Und doch ist sie meiner Meinung nach, lediglich eine zwar wichtige aber nur zusätzliche Möglichkeit zur Ergänzung einer Diagnose, die nach modernen Maßstäben ausgeführt wird. Selbst unter der Annahme, dass die Ähnlichkeitsregel Hahnemanns zu guten Diagnoseergebnissen führen kann, würde ich zusätzlich eine moderne Diagnose vorziehen. Der Grund ist einfach: Die Ähnlichkeitsregel birgt eine große Fehlerquote in der Beurteilung von Krankheiten durch den Therapeuten in sich. Doch es sind nicht nur die möglichen Fehlbeurteilungen. Die Ähnlichkeitsregel, die ja für jeden Patienten ganz individuell das richtige Heilmittel herausfinden will, hat auch dazu geführt, dass es es heute etwa 3000 verschiedene Homöopathika gibt. Besichtigen Sie einmal die homöopathische Abteilung eines Krankenhauses! Die Regale biegen sich unter der Last der braunen Arzneifläschchen. Hier wird das Herausfinden der verordneten Arznei wirklich zur zeitraubenden Suchaktion. Diese Vielzahl an Mitteln und Potenzen ist selbst so manchem Homöopathen zu viel und wahrscheinlich ist das auch der Grund für den Trend in der Homöopathie, bewährte Indikationen stärker zu fördern, d.h. in der Praxis, sich auf wenige, aber wirksame Grundsubstanzen zu konzentrieren und damit das Angebot einzuschränken und übersichtlicher zu machen. Homöopathen, die diese Richtung verfolgen, sind der Meinung, dass homöopathische Arzneien nicht ein ganz bestimmtes Leiden eines ganz bestimmten Menschen heilen sollen, sondern so zusammengestellt und ausgewählt werden sollten, dass sie alle Arten des gleichen Leidens bei möglichst vielen Patienten heilen oder lindern können (Beispiel: alle Arten von Kopfschmerzen!).
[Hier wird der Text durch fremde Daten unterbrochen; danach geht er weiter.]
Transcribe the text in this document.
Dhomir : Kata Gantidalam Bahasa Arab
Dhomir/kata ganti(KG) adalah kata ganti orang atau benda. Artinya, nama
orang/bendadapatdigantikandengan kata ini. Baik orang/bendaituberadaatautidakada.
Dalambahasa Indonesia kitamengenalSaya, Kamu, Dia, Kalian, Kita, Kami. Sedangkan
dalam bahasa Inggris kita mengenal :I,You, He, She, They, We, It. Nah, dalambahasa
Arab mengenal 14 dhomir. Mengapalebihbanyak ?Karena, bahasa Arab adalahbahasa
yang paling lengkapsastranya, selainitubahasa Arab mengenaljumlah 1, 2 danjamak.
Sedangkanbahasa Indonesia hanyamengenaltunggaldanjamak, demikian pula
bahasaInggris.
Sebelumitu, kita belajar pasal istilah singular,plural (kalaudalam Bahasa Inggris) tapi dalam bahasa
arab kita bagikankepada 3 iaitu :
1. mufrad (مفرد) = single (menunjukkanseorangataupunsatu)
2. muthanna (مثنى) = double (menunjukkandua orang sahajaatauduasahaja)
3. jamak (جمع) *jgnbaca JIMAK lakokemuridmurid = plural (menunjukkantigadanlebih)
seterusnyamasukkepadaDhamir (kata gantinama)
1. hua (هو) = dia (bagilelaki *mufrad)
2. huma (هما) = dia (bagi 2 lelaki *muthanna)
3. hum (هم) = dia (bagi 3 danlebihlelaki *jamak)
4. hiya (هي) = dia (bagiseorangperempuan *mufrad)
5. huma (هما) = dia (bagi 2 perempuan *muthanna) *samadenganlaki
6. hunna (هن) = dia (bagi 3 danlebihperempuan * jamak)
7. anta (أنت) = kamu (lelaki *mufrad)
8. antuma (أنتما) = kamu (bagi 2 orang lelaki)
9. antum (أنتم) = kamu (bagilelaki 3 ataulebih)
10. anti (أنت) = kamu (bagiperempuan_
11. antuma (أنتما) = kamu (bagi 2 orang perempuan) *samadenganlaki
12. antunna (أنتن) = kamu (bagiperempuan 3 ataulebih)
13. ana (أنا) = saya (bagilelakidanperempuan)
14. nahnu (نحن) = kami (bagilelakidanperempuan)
Tatsächlich ist die Ähnlichkeitsregel und alles, was damit im Zusammenhang steht, für die Darlegung der Wissenschaftlichkeit der Homöopathie lediglich ein Teilbereich. So sind die Homöopathen im Laufe der Zeit von der Vorschrift, immer nur einen einzigen Wirkstoff zu potenzieren abgewichen und stellen heute auch Kombinationspräparate her. Allerdings ist es paradox, fertig potenzierte Heilmittel, von denen das eine in D2-Potenz vorliegt, ein anderes wiederum in D4 oder D6 und diese unterschiedlichen Verdünnungsgrade zu einem Komplex zusammen zu schütten. Warum nicht gleich die Urtinktur komplex herstellen? Vom Standpunkt der Energie aus gesehen, sind unterschiedlich starke Ladungen, die zusammen kommen, unerheblich, denn das fertige Komplexmittel nimmt immer die höchste Potenz an, die eines der Mittel aufweist.
Außerdem hat man erkannt, dass man praktisch jeden bekannten Pflanzen- bzw. Heilkräuterextrakt, dessen Heilwirkung erwiesen ist, zu einem Homöopathikum verarbeiten kann. Damit werden sehr exotisch (und manchmal auch unappetitlich) anmutende Mittel (z.B. Nosoden) nach und nach immer mehr von moderneren Wirkstoffen der Pflanzenheilkunde abgelöst.
Die genannten Gründe führen dazu, dass eine modernere Art der Homöopathie eine Arznei nicht mehr nach den Symptomen, sondern nach dem Erscheinungsbild der Erkrankung ausgewählt wird.. Ich bin überzeugt davon, dass damit der Kritik an der Ähnlichkeitsregel nach und nach der Boden entzogen wird.